A Spot of Bother - Mark Haddon [97]
“I’ll see what I can do,” said Dr. Forman, and before George could specify the kind of reading material he might like, the psychiatrist had shaken George’s hand and vanished through the curtain.
Half an hour later a porter came to take him to a ward. George felt a little insulted by the wheelchair until he attempted to stand. It wasn’t pain per se, but the sensation of something being very wrong in his abdominal region and the suspicion that if he stood up his insides might exit through the hole he had made earlier in the day. When he sat down again, sweat was pouring from his face and arms.
“You going to behave now?” said the porter.
Two nurses appeared and he was hoisted into the chair.
He was wheeled to an empty bed on an open ward. A tiny leathery Oriental man was sleeping in the bed to his left in a cat’s cradle of tubes and wires. To his right a teenage boy was listening to music through headphones. His leg was in traction and he had brought most of his possessions into hospital: a stack of CDs, a camera, a bottle of HP Sauce, a small robot, some books, a large inflatable hammer…
George lay on the bed staring at the ceiling. He would have given anything for a cup of tea and a biscuit.
He was on the verge of catching the attention of the teenage boy to find out whether there was any conceivable overlap in their literary tastes when Dr. Forman materialized at the foot of the bed. He handed George two paperbacks and said, “Leave them with the nurses when you’ve finished, OK? Or I will hunt you down like a dog.” He gave a brief smile then turned and walked away, exchanging a few words with one of the nurses in a language which was neither English nor any other language that George recognized.
George turned the books over. Treason’s Harbour and The Nutmeg of Consolation, by Patrick O’Brian.
The aptness of the choice was almost creepy.

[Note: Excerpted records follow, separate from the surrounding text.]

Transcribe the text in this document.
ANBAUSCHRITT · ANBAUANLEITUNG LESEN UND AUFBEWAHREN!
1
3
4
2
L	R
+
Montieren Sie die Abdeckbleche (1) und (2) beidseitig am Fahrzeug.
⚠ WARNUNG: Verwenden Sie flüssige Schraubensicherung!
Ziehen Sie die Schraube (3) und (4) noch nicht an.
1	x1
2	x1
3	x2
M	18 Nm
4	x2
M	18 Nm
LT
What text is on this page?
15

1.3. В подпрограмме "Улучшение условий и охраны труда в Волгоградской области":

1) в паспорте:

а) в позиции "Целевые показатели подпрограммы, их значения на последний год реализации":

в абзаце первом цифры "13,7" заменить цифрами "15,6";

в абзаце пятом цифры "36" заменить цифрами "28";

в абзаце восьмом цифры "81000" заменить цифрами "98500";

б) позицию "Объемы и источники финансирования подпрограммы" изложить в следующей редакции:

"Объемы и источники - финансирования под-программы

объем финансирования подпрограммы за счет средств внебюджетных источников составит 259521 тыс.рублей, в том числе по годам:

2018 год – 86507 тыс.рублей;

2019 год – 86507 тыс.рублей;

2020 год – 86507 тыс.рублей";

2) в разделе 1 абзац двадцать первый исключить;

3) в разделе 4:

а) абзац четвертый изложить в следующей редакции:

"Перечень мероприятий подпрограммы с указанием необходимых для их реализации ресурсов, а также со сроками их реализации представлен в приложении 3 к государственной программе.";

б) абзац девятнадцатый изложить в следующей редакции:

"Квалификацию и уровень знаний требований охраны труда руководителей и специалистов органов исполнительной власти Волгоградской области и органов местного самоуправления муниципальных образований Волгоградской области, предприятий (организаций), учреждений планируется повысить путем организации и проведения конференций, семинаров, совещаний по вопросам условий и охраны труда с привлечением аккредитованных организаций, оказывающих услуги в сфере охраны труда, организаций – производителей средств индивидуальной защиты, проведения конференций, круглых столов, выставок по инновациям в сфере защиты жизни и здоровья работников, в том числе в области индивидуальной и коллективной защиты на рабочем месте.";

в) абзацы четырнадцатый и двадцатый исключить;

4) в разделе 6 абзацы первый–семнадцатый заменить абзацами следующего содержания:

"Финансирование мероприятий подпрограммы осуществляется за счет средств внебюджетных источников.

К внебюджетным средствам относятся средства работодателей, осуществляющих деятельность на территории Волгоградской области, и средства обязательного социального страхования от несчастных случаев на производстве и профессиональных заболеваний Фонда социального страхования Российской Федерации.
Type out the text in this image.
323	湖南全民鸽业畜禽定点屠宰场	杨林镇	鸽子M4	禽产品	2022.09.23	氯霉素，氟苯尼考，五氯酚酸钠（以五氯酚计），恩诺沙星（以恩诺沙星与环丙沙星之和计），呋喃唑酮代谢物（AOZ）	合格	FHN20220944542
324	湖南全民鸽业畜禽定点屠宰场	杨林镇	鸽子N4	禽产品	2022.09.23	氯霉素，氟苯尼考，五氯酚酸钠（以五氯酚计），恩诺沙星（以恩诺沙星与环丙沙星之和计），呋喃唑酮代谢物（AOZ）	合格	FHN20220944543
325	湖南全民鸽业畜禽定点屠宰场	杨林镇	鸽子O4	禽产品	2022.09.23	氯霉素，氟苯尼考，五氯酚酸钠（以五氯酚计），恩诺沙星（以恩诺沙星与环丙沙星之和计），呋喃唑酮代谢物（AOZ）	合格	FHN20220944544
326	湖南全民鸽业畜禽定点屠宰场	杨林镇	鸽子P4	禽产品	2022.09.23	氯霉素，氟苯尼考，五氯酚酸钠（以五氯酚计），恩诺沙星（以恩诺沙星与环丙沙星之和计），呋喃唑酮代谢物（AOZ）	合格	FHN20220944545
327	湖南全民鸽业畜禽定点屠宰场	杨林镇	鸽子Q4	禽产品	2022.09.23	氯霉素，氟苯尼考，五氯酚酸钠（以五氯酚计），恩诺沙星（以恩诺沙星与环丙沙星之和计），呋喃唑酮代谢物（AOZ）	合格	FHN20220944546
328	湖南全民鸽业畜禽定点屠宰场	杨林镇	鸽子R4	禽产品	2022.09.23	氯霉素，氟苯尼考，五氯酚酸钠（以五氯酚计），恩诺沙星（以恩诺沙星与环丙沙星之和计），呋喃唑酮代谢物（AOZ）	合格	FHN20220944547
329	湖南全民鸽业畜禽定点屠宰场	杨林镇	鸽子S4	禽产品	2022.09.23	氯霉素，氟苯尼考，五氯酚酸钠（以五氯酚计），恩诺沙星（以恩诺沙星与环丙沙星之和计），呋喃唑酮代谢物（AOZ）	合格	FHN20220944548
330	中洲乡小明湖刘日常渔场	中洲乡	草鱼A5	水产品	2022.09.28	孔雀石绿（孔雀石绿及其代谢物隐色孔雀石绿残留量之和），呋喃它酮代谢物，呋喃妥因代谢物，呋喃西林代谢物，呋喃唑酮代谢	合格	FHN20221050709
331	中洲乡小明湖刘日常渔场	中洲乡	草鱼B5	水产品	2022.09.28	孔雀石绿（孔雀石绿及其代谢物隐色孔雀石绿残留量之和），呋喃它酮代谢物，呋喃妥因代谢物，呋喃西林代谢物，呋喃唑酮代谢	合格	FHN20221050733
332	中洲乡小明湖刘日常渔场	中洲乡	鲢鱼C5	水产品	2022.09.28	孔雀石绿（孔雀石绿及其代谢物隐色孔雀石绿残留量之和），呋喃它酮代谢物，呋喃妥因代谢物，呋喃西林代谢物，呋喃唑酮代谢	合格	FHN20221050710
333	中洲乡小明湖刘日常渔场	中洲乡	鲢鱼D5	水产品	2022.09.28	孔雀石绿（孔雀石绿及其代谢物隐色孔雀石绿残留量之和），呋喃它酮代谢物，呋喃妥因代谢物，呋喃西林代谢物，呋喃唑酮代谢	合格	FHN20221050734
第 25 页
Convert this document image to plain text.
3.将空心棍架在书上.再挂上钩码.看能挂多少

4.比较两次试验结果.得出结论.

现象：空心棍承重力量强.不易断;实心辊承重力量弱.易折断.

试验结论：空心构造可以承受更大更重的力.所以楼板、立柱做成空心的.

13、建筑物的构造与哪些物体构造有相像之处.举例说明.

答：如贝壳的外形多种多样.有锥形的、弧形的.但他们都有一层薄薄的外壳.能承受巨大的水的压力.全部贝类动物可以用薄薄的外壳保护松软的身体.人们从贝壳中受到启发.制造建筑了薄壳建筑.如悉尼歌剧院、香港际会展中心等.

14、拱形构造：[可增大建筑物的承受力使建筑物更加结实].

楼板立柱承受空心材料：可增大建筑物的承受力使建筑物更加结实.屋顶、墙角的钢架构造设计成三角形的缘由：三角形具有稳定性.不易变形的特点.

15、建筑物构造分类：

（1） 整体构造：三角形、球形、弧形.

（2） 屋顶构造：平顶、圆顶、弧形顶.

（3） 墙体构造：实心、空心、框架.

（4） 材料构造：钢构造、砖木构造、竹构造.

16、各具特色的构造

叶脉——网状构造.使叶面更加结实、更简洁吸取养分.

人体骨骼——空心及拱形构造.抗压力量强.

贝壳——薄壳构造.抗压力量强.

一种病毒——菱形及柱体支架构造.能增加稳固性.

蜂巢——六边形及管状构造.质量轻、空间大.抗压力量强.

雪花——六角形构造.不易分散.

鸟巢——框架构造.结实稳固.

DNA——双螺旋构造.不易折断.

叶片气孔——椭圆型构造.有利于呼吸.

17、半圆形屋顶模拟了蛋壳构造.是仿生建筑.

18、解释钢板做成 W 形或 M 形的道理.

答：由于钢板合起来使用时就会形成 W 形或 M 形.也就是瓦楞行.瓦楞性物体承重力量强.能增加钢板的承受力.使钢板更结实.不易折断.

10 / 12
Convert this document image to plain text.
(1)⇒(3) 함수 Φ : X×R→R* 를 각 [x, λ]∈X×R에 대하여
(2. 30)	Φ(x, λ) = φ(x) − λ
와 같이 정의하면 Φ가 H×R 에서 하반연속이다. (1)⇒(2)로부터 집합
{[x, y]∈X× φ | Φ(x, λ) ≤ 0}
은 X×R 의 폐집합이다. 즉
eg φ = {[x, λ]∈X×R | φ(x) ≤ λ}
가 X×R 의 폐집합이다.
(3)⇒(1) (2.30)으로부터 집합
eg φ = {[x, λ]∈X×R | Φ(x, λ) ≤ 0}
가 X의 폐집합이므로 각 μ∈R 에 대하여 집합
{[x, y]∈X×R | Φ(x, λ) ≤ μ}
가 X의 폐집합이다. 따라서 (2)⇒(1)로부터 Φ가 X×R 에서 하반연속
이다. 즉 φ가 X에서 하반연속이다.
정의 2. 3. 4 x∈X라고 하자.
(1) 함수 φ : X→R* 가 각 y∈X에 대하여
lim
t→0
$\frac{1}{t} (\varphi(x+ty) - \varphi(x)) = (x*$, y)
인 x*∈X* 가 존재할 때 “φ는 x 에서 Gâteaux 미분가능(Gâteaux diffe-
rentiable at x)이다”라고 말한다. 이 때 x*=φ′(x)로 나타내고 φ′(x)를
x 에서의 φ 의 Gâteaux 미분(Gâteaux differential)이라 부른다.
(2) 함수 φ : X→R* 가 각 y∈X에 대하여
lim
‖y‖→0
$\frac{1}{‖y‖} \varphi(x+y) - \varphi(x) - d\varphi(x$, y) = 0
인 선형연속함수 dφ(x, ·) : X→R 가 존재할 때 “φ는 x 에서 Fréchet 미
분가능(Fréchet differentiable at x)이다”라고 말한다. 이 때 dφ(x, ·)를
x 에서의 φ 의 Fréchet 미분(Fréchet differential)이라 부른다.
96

George had read Master and Commander last year and had been meaning to try some of the others. He wondered whether he might have said something while unconscious.
He read eighty or so pages of Treason’s Harbour, ate a limp institutional supper of beef stew, boiled vegetables, peaches and custard, then slipped into a dreamless sleep, interrupted only by a long and complex visit to the toilet at 3:00 a.m.
In the morning he was given a bowl of cornflakes, a mug of tea and a brief lecture about wound care. The charge nurse asked whether he possessed a ground-floor toilet and a wife who could move him around the house. He was presented with a wheelchair, told to return it when he could walk unaided, and given his demob papers.
He rang Jean and said he could come home. She seemed under-whelmed by the news, and he felt a little tetchy about this until he remembered what he had done to the carpet.
He asked if she could bring some clothes.
She said they would try to pick him up as soon as possible.
He sat back and read another seventy pages of Treason’s Harbour.
Captain Aubrey was writing a letter home about Byrne’s lucky snuffbox when George looked up and saw Ray walking down the ward. His first thought was that something dreadful had happened to the rest of his family. And, indeed, Ray’s usual hail-fellow-well-met demeanor had given way to something rather dour.
“George.”
“Ray.”
“Is everything all right?” asked George.
Ray dumped a holdall on the bed. “Your clothes.”
“I’m just surprised to see you, that’s all. I mean, as opposed to Jean. Or Jamie. I don’t mean to be rude. I just feel a little embarrassed that they’ve made you do this.” He tried to sit up. It hurt. A lot.
Ray offered his hand and gently pulled George upright so that he was sitting on the side of the bed.
“Everything is all right, isn’t it?” said George.
Ray let out a world-weary sigh. “All right?” he said. “I wouldn’t go that far. A bloody mess. That’s probably nearer the mark.”
Could Ray be drunk? At ten in the morning? George could not smell any alcohol, but Ray did not seem completely in control of himself. And this was the man who was driving him home.